Au-delà de l’aspect financier, le télétravail présente également des atouts environnementaux. En effet, Regus a révélé que 46% des cadres et dirigeants dans le monde souhaitent voir se réduire les distances entre leur domicile et leur lieu de travail pour limiter l’impact écologique de leur activité professionnelle. En plus de diminuer l’empreinte carbone, la réduction de ces trajets permet une meilleure conciliation entre la vie privée et professionnelle : 77% des sondés indiquent qu’ils passeraient plus de temps avec leur conjoint et leur famille s’ils perdaient moins de temps dans les transports.
 
Au niveau des employeurs se pose la question du contact avec les télétravailleurs : en l’absence de règles officielles, trois quarts (75%) des cadres et dirigeants soulignent qu’une formation serait nécessaire pour aider les managers concernés à gérer efficacement leurs équipes à distance. Un échange étroit reste primordial pour 82 % d’entre eux, qui considèrent que les managers devraient s’entretenir plusieurs fois par semaine avec leurs télétravailleurs, 85 % estimant même qu’une rencontre avec le supérieur direct est indispensable une fois par mois. En complément du management, le suivi et le maintien de la productivité sont clairement des préoccupations majeures. Comment adapter les méthodes managériales « classiques » à des collaborateurs qui ne sont pas présents dans les bureaux ? Les outils technologiques apparaissent comme l’une des premières clés : 73% des cadres et dirigeants interrogés par Regus estiment que des systèmes informatiques spécifiques devraient être mis en place pour surveiller et mesurer la productivité des travailleurs à distance. Une grande majorité (87 %) va même plus loin en suggérant d’instaurer un mode de récompense davantage basé sur les résultats que sur le temps passé sur leurs missions.
 
En ce qui concerne les salariés, la priorité est donnée à leur cadre de travail. L’étude Regus alerte sur le fait que 61 % des télétravailleurs possèdent une pièce réservée au travail, mais que seuls 51 % décrivent cet espace comme un « bureau professionnel ». Cette part peut même largement chuter dans des pays comme la Chine, où seulement 43 % des sondés déclarent avoir un espace de travail à la maison. L’absence physique est un autre défi de taille, particulièrement en matière de communication et de promotion. Là encore, les outils en ligne permettent de surmonter certains obstacles. Les nouvelles technologies aident notamment les télétravailleurs à ne plus se sentir isolés et à partager plus facilement leurs documents de travail, essentiellement ceux passant par le Cloud (85%). 71 % des sondés japonais pensent d’ailleurs que le télétravail contribue à l’essor des applications Cloud. L’objectif : permettre à ces salariés de ne pas se faire « oublier » de leurs pairs, en restant toujours disponibles, connectés et réactifs.
 
En France, le sujet du travail à distance est au cœur des préoccupations, à l’image du « Plan national de déploiement du télétravail » lancé récemment par le gouvernement. Les réponses des cadres dirigeants français à l’étude Regus permettent de dégager de premières tendances.

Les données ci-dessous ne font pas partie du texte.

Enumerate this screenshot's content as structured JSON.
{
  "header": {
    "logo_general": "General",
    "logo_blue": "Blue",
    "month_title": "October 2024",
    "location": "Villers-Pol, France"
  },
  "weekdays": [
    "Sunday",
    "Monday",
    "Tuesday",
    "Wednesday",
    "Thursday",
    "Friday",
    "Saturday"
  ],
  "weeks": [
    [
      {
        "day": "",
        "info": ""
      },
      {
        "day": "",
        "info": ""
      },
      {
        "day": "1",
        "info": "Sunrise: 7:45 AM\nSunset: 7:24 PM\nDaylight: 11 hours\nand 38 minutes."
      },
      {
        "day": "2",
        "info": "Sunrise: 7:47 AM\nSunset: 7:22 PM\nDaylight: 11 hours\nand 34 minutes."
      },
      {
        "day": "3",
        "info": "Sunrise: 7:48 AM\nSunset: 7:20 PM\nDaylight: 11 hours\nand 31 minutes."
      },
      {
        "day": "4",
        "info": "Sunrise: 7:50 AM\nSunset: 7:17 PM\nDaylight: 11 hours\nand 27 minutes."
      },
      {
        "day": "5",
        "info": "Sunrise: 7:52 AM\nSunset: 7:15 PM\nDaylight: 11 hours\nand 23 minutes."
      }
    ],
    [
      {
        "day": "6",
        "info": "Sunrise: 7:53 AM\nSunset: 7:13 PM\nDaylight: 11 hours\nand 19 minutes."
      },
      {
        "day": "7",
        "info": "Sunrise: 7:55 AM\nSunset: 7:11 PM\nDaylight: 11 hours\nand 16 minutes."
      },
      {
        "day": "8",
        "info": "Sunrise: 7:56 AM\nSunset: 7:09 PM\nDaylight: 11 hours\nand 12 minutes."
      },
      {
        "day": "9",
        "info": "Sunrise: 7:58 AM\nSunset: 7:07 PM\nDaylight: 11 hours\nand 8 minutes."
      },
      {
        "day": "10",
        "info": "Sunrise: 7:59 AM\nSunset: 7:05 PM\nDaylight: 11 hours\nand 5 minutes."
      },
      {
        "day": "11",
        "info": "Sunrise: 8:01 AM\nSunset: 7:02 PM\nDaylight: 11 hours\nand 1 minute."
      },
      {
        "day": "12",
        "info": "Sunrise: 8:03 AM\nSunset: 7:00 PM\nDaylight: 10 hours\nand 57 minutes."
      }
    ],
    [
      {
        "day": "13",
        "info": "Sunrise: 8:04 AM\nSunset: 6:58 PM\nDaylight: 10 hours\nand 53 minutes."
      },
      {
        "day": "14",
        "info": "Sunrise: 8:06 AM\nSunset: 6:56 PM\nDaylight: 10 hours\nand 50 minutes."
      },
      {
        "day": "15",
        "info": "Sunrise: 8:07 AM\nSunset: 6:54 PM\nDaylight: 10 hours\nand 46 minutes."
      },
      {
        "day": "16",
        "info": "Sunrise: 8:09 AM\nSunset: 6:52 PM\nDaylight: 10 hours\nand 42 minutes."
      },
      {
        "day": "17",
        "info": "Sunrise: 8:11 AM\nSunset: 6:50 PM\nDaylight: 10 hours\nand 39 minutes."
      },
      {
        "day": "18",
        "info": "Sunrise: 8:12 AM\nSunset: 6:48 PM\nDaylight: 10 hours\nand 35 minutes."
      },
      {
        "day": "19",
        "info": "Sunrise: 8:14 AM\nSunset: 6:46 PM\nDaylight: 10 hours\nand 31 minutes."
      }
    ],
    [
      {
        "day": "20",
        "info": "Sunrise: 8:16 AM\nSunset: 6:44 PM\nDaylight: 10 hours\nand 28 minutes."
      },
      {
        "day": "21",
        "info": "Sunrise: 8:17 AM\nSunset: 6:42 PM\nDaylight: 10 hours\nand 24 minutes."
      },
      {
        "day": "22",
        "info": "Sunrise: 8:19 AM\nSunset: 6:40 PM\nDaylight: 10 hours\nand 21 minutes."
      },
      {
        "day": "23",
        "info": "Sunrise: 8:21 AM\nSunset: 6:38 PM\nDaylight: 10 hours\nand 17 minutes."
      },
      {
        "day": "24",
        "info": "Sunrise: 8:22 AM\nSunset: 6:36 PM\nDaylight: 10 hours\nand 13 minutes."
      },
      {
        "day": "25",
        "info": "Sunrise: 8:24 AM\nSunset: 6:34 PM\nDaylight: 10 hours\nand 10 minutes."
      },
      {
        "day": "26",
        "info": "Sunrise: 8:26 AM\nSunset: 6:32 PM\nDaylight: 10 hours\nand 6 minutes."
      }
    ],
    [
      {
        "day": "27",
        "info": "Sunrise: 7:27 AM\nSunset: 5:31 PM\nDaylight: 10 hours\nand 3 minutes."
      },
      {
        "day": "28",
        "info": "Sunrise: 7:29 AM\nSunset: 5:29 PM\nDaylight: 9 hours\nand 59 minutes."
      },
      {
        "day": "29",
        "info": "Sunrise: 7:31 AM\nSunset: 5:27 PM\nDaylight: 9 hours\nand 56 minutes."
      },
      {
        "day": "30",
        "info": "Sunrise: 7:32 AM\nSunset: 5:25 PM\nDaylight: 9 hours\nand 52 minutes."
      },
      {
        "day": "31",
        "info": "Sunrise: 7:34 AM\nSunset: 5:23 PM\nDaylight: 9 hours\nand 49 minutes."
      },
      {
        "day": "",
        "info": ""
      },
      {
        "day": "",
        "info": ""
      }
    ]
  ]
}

  • Les villes françaises où les trajets domicile-travail représentent la plus grande part des revenus mensuels des cadres et dirigeants interrogés sont Lille, Toulouse et Strasbourg, avec 7 % ;
  • 68 % des sondés français pensent que la majorité des entreprises favorisant le télétravail ne souscrivent pas aux assurances adéquates pour couvrir les bureaux au domicile de leurs salariés ;
  • 75 % pensent que les entreprises qui privilégient le télétravail ignorent qu’elles sont tenues d’adhérer à des normes de santé et de sécurité ;
  • 66 % de ceux disposant d’un bureau à domicile affirment que leur employeur n’a pas contribué aux frais d’équipement ;
  • 86 % penchent pour une reconnaissance des télétravailleurs davantage basée sur leurs résultats que sur le temps passé, alors qu’ils ne sont que 69 % à plaider en faveur des outils de mesure de la productivité.